What To Do: These aren’t just examples; they’re the entire list of what OSHA deems “first aid.” Also be aware that treatments advertised as “first aid” aren’t actually included on the Sec. 1904.7(b)(5) list, e.g., removal of foreign objects from eyes with instruments called eye loops and magnets. So rely not on the advertisement but the (b)(5) list to determine if a treatment is deemed “first aid” under OSHA.
5. Not Recording Injuries as Work Restriction If Employee Can Still Do Useful Work
You must record injuries/illnesses that result in a “work restriction,” i.e. (under Sec. 1904(b)(7)(i) and (ii)), where the employer keeps or a licensed health care professional recommends that the employee not perform one or more of the “routine functions” of his job. “Routine function” is a work activity regularly performed at least once a week.
What To Do: Understand that work restrictions aren’t defined by the usefulness of the injured employee’s post-injury work but how it compares to his pre-injury job functions.
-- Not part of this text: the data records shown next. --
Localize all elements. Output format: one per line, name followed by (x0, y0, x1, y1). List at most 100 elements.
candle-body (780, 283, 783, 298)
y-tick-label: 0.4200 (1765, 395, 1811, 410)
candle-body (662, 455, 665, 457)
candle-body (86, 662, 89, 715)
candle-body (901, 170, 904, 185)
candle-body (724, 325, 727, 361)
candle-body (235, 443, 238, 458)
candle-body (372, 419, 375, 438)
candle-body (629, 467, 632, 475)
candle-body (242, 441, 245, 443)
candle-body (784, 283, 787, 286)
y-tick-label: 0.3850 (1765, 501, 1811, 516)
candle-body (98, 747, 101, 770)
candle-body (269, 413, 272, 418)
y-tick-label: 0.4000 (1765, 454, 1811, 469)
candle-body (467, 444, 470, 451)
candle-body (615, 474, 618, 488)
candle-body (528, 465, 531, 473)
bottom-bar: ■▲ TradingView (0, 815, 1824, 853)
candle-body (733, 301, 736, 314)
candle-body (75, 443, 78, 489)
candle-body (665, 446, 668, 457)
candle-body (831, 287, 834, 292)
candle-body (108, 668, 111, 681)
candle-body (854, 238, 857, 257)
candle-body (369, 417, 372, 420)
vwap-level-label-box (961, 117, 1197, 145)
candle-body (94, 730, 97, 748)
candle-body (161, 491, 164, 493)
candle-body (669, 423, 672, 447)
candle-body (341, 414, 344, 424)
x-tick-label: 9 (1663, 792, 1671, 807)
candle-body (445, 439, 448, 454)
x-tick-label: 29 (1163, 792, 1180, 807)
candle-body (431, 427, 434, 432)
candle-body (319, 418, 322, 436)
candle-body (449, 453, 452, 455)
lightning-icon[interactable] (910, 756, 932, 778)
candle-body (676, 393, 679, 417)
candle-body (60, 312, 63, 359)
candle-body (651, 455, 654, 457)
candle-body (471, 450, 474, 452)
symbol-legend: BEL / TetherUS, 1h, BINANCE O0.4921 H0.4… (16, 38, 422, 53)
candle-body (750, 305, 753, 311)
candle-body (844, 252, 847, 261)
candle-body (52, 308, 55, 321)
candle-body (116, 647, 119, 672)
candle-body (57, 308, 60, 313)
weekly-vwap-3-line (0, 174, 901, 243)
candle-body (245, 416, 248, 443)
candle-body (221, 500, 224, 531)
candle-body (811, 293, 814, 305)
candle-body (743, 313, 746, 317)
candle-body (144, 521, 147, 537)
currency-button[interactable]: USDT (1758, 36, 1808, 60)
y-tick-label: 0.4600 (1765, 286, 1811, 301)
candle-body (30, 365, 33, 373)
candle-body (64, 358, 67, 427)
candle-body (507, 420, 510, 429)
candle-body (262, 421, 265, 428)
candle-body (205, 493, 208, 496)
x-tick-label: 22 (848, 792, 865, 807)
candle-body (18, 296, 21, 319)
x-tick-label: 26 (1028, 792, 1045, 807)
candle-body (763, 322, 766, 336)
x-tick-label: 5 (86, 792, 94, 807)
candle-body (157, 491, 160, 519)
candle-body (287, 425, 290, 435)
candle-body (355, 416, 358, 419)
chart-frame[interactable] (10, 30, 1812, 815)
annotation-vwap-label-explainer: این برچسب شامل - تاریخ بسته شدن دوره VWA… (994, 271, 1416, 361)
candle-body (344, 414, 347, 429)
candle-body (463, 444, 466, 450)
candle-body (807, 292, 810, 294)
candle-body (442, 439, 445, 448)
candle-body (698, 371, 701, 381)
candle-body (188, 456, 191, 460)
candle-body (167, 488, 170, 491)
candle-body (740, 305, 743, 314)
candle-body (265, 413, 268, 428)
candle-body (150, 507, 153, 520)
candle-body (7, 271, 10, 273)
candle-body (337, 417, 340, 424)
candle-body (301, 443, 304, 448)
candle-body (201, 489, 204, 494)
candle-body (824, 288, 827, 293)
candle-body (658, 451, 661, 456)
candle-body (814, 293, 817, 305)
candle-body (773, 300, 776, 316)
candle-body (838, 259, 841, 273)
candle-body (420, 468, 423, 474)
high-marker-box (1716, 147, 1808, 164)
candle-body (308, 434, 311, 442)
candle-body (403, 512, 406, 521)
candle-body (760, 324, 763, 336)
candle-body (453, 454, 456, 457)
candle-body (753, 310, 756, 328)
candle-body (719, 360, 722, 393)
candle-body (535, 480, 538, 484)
So, for example, assigning office work to a warehouse employee who can no longer lift materials as he did every day before he got hurt won’t get you out of recording the injury as a work restriction.
6. Not Counting Light Duty as a Work Restriction
You must record injuries/illnesses that result in a “work restriction,” i.e. (under Sec. 1904(b)(7)(i) and (ii)), where the employer keeps or a licensed health care professional recommends that the employee not perform one or more of the “routine functions” of his job. “Routine function” is a work activity regularly performed at least once a week. According to OSHA (under Sec. 1904(b)(4)(vii)), light duty not only can be but is presumed to be a work restriction that must be recorded.
What To Do: If a doctor recommends light duty, treat the case as a work restriction unless you can get the doctor to expressly state that the employee can perform all his routine job functions. Or, if you’re not clear exactly what the doctor is recommending, you may follow up and ask about what the restriction means.
The best approach: Ask the doctor directly what, if any, of the employee’s routine tasks he shouldn’t perform. Treat the injury as a recordable restricted work case if:
- If at least one of the employee’s routine job functions is on the list; or
- You can’t get specific information from the doctor on the tasks the routine tasks the employee can’t perform.